Day 69: Choke Points
By Mark Heintz
Nov 20, 2019

Day 69

Student Contribution by Gabby and Owen

We were looking at all the oil choke points in the world and how it affects traffic between ships. We were also looking at how trade and oil shipping can control a country. While we read the article we wrote things we noticed and wondered about. After we had our questions written down, we switched tables and attempted to answer the questions. You can click here to view the entire website: Choke points.

I feel that I haven’t grown as much as a learner. However, I’ve been trying to set goals for when I actually study and while I’m taking tests. As the year goes on, I hope I grow more as a learner.

I’m getting better at recalling facts to get good grades, I can also name like, nearly two whole continents. Europe and Asia. A specific instance of this was on Wednesday, when I did the weekly review, and I managed to get full marks on both maps, and remembered stuff from the first unit.

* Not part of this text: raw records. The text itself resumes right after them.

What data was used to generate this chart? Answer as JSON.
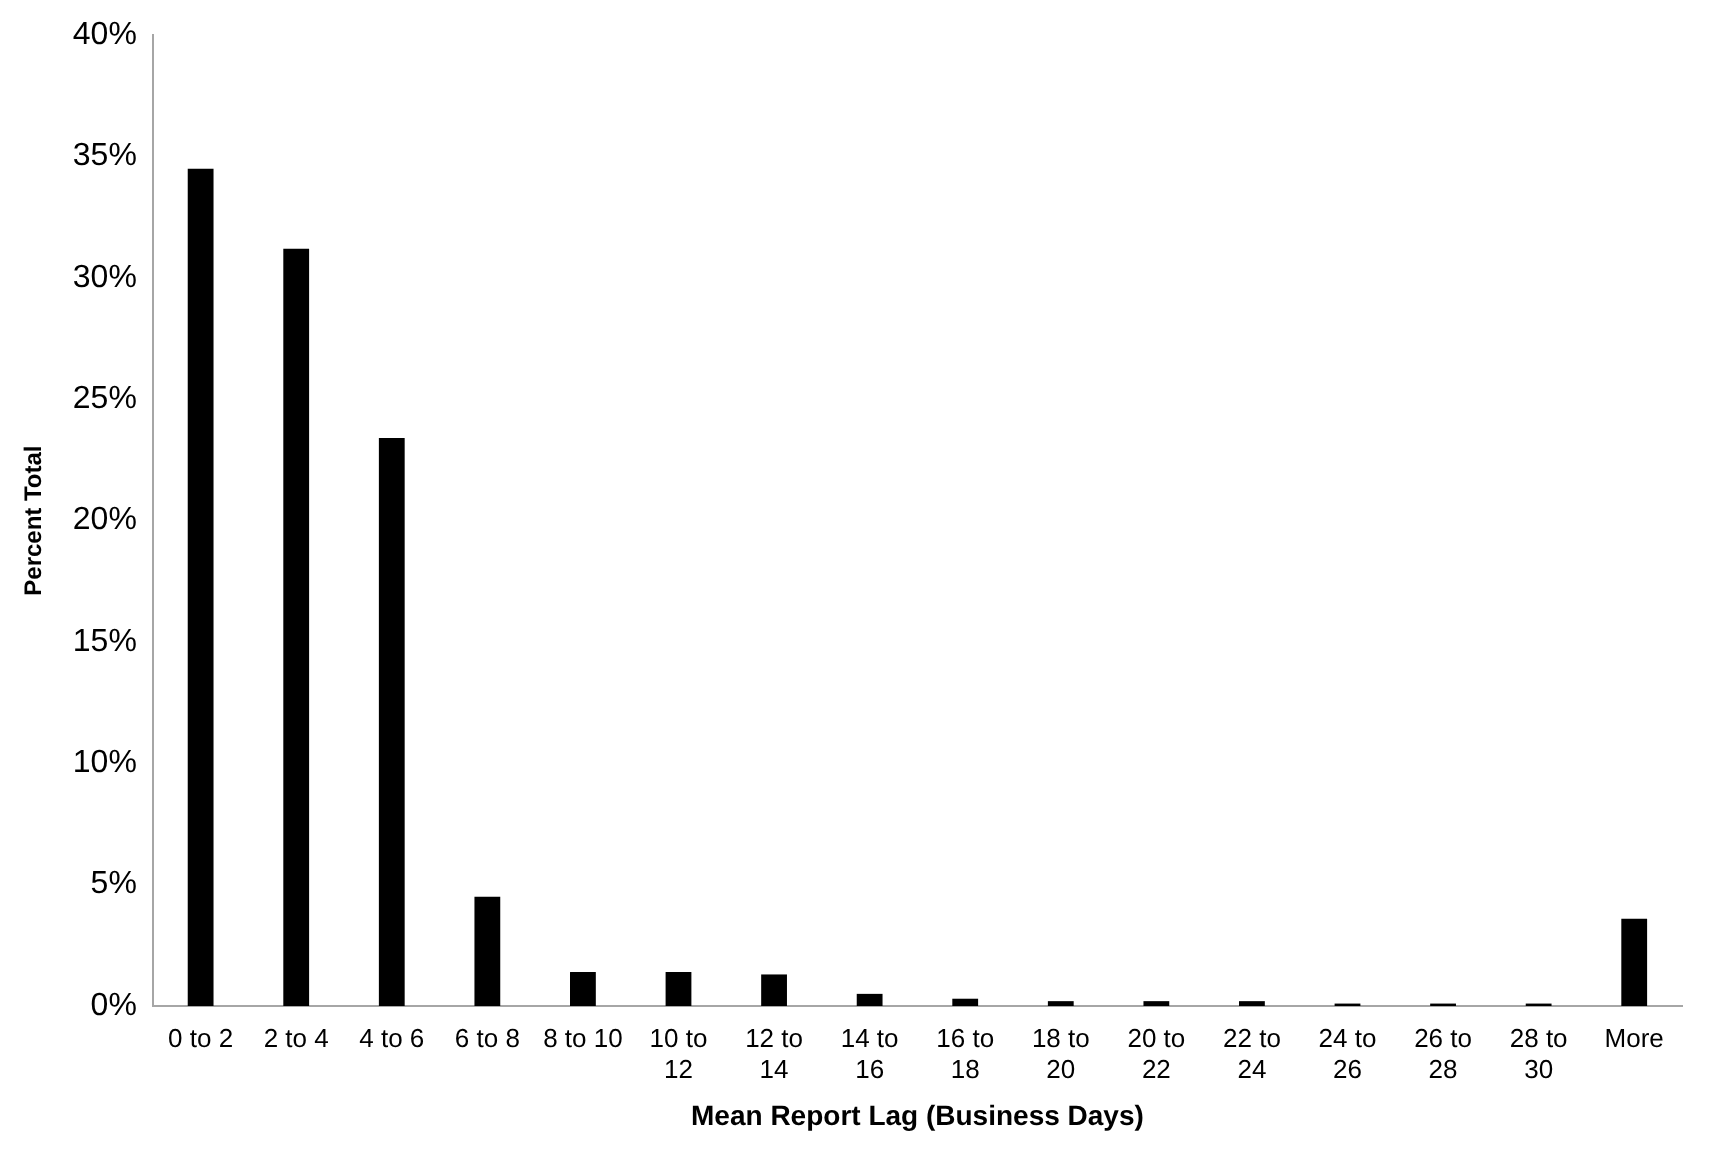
{
  "chart_data": {
    "type": "bar",
    "xlabel": "Mean Report Lag (Business Days)",
    "ylabel": "Percent Total",
    "categories": [
      "0 to 2",
      "2 to 4",
      "4 to 6",
      "6 to 8",
      "8 to 10",
      "10 to 12",
      "12 to 14",
      "14 to 16",
      "16 to 18",
      "18 to 20",
      "20 to 22",
      "22 to 24",
      "24 to 26",
      "26 to 28",
      "28 to 30",
      "More"
    ],
    "values": [
      34.5,
      31.2,
      23.4,
      4.5,
      1.4,
      1.4,
      1.3,
      0.5,
      0.3,
      0.2,
      0.2,
      0.2,
      0.1,
      0.1,
      0.1,
      3.6
    ],
    "color": "#000000",
    "ylim": [
      0,
      40
    ],
    "yticks": [
      {
        "value": 0,
        "label": "0%"
      },
      {
        "value": 5,
        "label": "5%"
      },
      {
        "value": 10,
        "label": "10%"
      },
      {
        "value": 15,
        "label": "15%"
      },
      {
        "value": 20,
        "label": "20%"
      },
      {
        "value": 25,
        "label": "25%"
      },
      {
        "value": 30,
        "label": "30%"
      },
      {
        "value": 35,
        "label": "35%"
      },
      {
        "value": 40,
        "label": "40%"
      }
    ],
    "grid": false,
    "legend": false
  }
}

I wish to learn more about things I already know about, but we’ll probably not study that.

My Response

Today, things started to come together. The first few days of the political geography unit are tough. There is a lot of information that is needed to understand the world, and most of the “basic” information is not common knowledge for freshmen. For instance, the students need to know — for this class — state, nation, nation-state, stateless nation, semi-autonomous region, multi-state nation, multi-nation state, and autonomous region. That is one of nine objectives.

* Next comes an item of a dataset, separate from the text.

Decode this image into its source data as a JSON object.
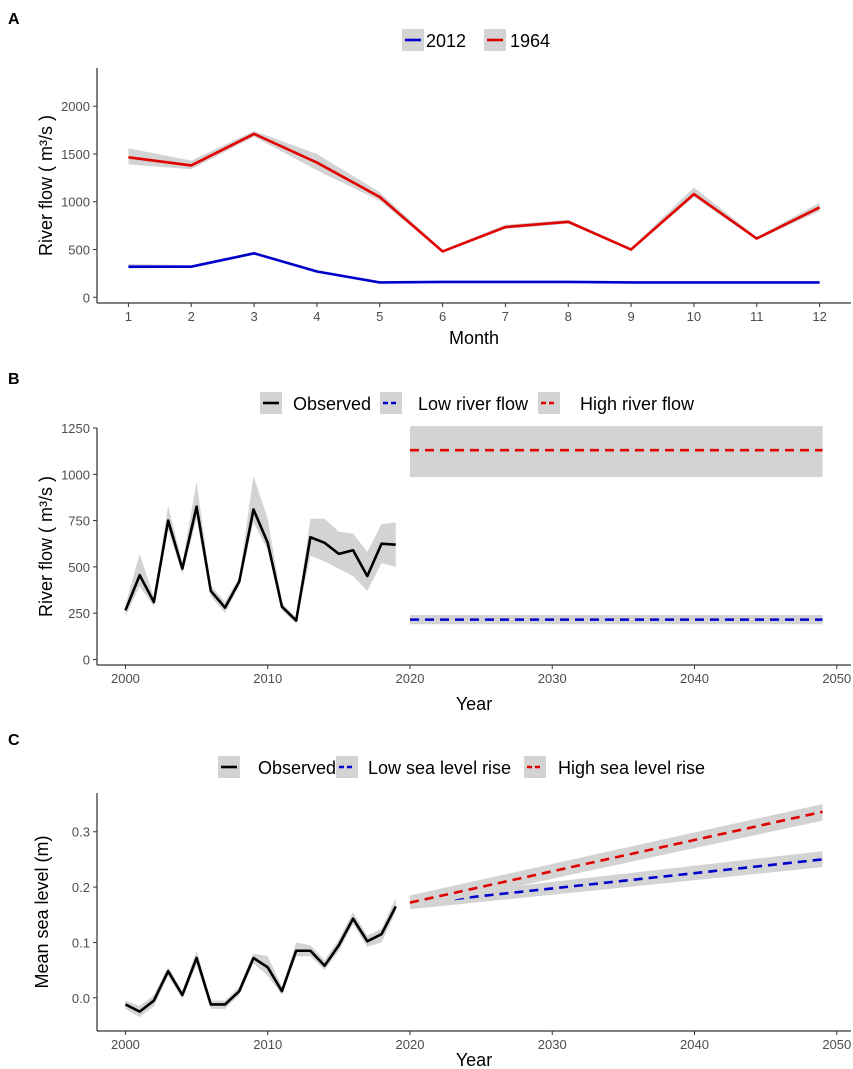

When the students were analyzing oil choke points, they were bringing in the concept of sovereignty, laws of the sea, neocolonialism, mandates from WWI, and shatter belts to help explain the significance of choke points. This unit, I’m having the students chart their beliefs on power. Every day, they use examples from class to expand upon, support, or challenge their definition on power.  The students started to understand the state structure. They are making connections — on their own — how the world is working.

Next Steps

Do this daily. I need students to interrupt contemporary global events every day.  They need to use the concepts in action. I can’t guide them through exercises that are contrived. They learn better and go deeper when they are reading because they are connecting it to their own world.  As Owen stated, he wants to learn about things that he’s interested in. I can create time for that. I can let him do that.